Launch Flink directly as JVM processes. The simplest setup with no external dependencies. Suitable for local testing and on-premises clusters.

YARN

Deploy Flink on Apache Hadoop YARN. Flink dynamically allocates and releases TaskManager containers from YARN’s ResourceManager.

Kubernetes

Native Kubernetes integration. Flink directly talks to the Kubernetes API to spawn and release pods as needed.

External components

The following components are optional but important for production deployments.
ComponentPurpose
High Availability ServiceEnables JobManager failover. Supported backends: ZooKeeper and Kubernetes.
File storageUsed for checkpointing and savepoints. Flink supports HDFS, S3, GCS, Azure Blob Storage, and local filesystems.
Metrics storageFlink components emit internal metrics. Supported reporters: Prometheus, Graphite, InfluxDB, and others.
Data sources and sinksExternal systems like Apache Kafka, Amazon S3, Elasticsearch, and Apache Cassandra that your jobs read from or write to.

Repeatable resource cleanup

When a job reaches a globally terminal state (finished, cancelled, or failed), Flink cleans up all associated external resources. If cleanup fails, Flink retries according to a configurable retry strategy. If the maximum number of retries is exhausted, the job is left in a dirty state and its artifacts must be cleaned up manually. Restarting the same job (using the same job ID) will restart the cleanup process rather than re-execute the job.
There is a known issue where CompletedCheckpoints that failed to be deleted during normal checkpoint management are not covered by repeatable cleanup. These must be deleted manually. See FLINK-26606 for details.

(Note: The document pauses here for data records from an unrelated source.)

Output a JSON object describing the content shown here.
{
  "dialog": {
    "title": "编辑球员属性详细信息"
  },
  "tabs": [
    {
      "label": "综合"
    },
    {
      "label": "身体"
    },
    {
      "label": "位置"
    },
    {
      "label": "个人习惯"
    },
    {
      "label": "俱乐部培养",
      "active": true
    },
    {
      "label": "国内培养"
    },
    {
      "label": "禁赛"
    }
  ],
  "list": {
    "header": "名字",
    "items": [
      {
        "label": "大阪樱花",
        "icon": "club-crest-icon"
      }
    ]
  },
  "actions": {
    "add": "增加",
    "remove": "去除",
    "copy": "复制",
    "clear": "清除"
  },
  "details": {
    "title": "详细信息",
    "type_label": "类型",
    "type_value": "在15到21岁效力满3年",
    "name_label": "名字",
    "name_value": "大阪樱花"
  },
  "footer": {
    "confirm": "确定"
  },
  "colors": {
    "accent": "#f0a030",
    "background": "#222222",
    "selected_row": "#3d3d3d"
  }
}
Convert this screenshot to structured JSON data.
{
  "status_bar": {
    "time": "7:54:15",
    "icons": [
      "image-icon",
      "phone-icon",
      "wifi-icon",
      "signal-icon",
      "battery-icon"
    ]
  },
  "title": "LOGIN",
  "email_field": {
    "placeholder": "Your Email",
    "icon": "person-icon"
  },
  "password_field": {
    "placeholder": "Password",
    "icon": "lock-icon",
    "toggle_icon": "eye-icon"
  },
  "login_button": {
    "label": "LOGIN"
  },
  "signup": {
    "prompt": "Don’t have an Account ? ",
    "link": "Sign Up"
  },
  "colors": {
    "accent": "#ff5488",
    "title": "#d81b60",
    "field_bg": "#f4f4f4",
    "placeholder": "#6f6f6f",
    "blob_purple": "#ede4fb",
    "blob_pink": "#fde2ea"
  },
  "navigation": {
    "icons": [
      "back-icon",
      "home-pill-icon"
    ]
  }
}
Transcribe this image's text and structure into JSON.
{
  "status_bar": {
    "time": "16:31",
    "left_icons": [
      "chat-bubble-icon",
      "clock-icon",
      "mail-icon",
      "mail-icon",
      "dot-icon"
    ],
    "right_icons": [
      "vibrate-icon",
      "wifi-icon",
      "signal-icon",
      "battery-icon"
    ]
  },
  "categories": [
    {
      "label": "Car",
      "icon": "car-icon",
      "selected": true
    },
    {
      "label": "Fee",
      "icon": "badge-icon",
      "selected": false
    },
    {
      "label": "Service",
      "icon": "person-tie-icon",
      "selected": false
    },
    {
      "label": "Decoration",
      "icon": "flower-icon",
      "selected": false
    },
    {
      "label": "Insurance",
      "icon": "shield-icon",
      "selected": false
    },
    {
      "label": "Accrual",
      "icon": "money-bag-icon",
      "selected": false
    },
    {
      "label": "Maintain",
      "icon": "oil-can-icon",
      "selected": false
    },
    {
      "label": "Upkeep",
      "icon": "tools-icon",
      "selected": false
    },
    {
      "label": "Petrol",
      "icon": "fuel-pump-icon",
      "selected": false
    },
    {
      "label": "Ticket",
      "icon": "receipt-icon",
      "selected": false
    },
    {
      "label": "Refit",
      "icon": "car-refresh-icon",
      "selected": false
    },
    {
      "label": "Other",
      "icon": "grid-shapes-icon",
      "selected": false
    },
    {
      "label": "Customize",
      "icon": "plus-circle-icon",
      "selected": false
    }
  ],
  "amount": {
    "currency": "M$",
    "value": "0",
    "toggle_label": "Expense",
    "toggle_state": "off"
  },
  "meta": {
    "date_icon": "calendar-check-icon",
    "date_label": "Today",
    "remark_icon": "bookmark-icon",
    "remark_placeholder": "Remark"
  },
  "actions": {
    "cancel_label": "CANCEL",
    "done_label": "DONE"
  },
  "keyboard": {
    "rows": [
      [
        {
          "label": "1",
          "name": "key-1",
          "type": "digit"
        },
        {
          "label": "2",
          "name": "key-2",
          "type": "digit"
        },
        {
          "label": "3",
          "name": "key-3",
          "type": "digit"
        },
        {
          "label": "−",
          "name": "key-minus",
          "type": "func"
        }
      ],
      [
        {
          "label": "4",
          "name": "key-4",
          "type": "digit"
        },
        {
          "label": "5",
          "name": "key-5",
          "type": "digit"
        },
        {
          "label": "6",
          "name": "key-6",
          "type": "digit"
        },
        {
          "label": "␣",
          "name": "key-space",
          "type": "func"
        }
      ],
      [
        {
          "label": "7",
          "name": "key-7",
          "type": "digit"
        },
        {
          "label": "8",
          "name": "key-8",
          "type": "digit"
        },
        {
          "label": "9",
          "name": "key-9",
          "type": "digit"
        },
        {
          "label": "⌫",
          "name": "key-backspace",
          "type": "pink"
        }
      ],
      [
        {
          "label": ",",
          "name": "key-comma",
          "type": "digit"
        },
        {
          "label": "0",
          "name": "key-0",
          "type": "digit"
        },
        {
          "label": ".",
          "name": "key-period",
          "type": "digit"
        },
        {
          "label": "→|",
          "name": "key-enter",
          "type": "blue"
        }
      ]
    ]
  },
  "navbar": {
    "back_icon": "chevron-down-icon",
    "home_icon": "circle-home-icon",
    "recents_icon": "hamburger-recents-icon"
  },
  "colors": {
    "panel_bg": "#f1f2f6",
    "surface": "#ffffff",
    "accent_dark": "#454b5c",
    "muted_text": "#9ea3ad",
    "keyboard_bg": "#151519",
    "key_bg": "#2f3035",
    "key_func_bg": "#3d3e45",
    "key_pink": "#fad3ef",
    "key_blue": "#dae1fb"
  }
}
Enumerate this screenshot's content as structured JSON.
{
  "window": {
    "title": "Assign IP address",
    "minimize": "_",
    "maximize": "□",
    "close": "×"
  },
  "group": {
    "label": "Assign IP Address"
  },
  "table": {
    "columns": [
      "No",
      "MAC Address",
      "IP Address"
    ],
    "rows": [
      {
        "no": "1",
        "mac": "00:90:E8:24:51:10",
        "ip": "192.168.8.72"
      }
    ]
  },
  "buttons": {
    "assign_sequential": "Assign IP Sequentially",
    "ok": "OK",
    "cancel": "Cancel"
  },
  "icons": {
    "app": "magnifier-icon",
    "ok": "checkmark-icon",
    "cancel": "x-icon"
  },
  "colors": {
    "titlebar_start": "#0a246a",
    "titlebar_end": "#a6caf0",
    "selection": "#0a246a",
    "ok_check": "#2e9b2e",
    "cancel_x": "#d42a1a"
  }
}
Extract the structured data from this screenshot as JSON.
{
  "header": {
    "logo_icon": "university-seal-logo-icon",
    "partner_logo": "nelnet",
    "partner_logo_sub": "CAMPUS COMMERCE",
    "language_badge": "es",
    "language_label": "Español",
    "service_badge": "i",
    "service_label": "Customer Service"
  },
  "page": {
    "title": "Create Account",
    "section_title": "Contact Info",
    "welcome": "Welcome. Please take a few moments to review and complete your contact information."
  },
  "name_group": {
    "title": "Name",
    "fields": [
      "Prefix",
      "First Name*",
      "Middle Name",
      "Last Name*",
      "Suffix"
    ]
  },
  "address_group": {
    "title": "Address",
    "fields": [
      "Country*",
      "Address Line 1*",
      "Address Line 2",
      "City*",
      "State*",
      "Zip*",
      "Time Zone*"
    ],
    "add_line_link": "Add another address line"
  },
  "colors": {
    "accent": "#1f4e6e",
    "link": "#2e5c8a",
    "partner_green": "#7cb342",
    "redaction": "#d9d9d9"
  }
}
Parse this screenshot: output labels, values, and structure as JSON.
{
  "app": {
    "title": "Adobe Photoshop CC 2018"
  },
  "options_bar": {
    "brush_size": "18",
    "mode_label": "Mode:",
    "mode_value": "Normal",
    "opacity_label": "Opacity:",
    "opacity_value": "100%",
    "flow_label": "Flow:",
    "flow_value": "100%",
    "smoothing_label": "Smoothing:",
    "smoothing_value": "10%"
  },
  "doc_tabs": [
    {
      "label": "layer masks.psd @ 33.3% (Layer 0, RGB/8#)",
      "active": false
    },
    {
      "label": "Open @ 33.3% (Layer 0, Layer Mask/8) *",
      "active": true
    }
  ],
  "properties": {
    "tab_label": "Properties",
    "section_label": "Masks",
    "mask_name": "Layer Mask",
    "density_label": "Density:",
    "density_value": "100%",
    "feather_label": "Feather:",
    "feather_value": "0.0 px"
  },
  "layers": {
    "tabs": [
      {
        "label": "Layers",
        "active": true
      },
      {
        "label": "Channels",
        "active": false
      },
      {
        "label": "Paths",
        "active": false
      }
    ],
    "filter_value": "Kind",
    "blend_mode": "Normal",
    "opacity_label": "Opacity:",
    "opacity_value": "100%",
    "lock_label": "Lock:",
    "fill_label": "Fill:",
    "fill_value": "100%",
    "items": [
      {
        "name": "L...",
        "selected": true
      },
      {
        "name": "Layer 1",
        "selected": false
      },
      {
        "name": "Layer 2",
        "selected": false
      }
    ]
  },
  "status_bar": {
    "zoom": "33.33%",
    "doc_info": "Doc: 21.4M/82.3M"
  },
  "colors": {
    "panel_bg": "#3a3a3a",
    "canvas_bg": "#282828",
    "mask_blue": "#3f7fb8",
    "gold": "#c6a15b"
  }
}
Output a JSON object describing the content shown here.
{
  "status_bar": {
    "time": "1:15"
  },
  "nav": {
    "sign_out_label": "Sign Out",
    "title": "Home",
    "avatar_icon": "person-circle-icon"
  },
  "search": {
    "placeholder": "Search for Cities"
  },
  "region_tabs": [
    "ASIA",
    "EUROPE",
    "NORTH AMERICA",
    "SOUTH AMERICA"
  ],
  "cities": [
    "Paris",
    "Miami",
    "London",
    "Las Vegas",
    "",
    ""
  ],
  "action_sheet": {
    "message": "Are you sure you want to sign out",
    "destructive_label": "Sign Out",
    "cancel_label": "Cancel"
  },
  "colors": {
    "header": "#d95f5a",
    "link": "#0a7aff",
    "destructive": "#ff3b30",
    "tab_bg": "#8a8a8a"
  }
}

Explore deployment options

Configuration

Configure Flink using conf/config.yaml, environment variables, and dynamic properties.

CLI

Use the flink command-line interface to submit, monitor, and manage jobs.

High availability

Set up JobManager HA with ZooKeeper or Kubernetes to eliminate single points of failure.

Memory configuration

Understand and tune Flink’s memory model for TaskManagers and JobManagers.

Elastic scaling

Automatically adjust job parallelism at runtime using Reactive Mode and the Adaptive Scheduler.

Security

Secure Flink’s network communication with SSL/TLS and authenticate with Kerberos.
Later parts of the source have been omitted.